Prevalence of alcohol dehydrogenase 1B and aldehyde dehydrogenase 2 genotypes in Kashmir, an Asian high-risk region of esophageal squamous cell carcinoma

Abstract

Alcohol dehydrogenase 1B (ADH1B) and acetaldehyde dehydrogenase 2 (ALDH2) are the two essential enzymes for alcohol metabolism. Polymorphic variants in these genes have been linked with an elevated risk of some alcohol-related cancers, including oesophageal squamous cell carcinoma (ESCC). In the current study, we aimed to evaluate the distribution of ADH1B (p.His48Arg; rs1229984) and ALDH2 (p.Glu504Lys; rs671) genotypes and investigate the association of these variants with the ESCC risk in Kashmir, India, a region where ESCC is comparatively more prevalent. We analyzed ADH1B and ALDH2 genotypes in 340 histopathologically verified ESCC cases and 800 controls by polymerase chain reaction with confronting two-pair primer (PCR-CTPP) and direct sequencing. To assess the association of the genotypes with ESCC risk, we used conditional logistic regression models. The frequency of mutant ADH1B 48His (ADH1B*) and ALDH2 504Lys (ALDH2*2) alleles was 29.0% and 1.9% respectively in controls. The odds ratio (OR) for the association between the genotypes ALDH2*1/*2, compared to *1/*1, and ESCC risk was above the unity, whereas it was below unity for ALDH2 *2/*2. However, due to a modest number of individuals with variant genotypes in the ALDH2 gene, 95% confidence intervals (Cis) for their associations with ESCC risk could not be calculated in the adjusted models.
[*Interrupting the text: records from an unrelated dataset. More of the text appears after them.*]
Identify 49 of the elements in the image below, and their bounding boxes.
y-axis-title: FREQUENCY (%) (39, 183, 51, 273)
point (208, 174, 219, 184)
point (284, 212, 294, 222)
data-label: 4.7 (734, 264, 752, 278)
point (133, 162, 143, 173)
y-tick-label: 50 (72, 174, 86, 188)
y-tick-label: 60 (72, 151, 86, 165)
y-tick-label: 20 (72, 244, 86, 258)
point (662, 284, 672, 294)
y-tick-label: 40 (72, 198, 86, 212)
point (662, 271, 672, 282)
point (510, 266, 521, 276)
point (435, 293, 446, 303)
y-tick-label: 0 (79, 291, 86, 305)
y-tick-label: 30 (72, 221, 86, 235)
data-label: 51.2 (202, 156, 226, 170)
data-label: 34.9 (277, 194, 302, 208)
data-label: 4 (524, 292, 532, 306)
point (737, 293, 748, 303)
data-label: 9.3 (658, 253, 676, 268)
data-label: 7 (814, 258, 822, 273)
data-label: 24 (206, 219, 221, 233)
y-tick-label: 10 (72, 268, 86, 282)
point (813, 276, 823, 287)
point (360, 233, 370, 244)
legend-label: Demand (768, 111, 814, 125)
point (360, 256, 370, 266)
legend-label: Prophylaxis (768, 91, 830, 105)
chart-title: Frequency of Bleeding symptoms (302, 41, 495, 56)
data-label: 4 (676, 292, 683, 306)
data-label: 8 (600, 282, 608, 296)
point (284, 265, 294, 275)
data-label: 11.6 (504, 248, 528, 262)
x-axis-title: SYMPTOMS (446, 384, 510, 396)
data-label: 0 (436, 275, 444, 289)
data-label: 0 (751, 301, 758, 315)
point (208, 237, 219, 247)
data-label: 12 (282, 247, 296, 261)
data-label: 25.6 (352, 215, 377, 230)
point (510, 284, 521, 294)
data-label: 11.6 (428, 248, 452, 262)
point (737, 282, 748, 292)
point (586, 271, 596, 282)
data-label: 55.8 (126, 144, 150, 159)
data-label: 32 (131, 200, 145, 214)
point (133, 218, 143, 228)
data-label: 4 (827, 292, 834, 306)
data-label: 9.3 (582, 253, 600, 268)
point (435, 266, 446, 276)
The corresponding OR (95% CI) was 0.87 (0.45 – 1.69) for ADH1B*2/*2 and 4.61 (0.20 –105.86) for ADH1B*1/*2. The lack of association between studied ADH1B and ALDH2 polymorphic variants and ESCC risk in Kashmir may be supported by the low prevalence of the mutant alleles, which is much lower than the reported prevalence in Chinese and Japanese populations, and low alcohol drinking in the Kashmiri population.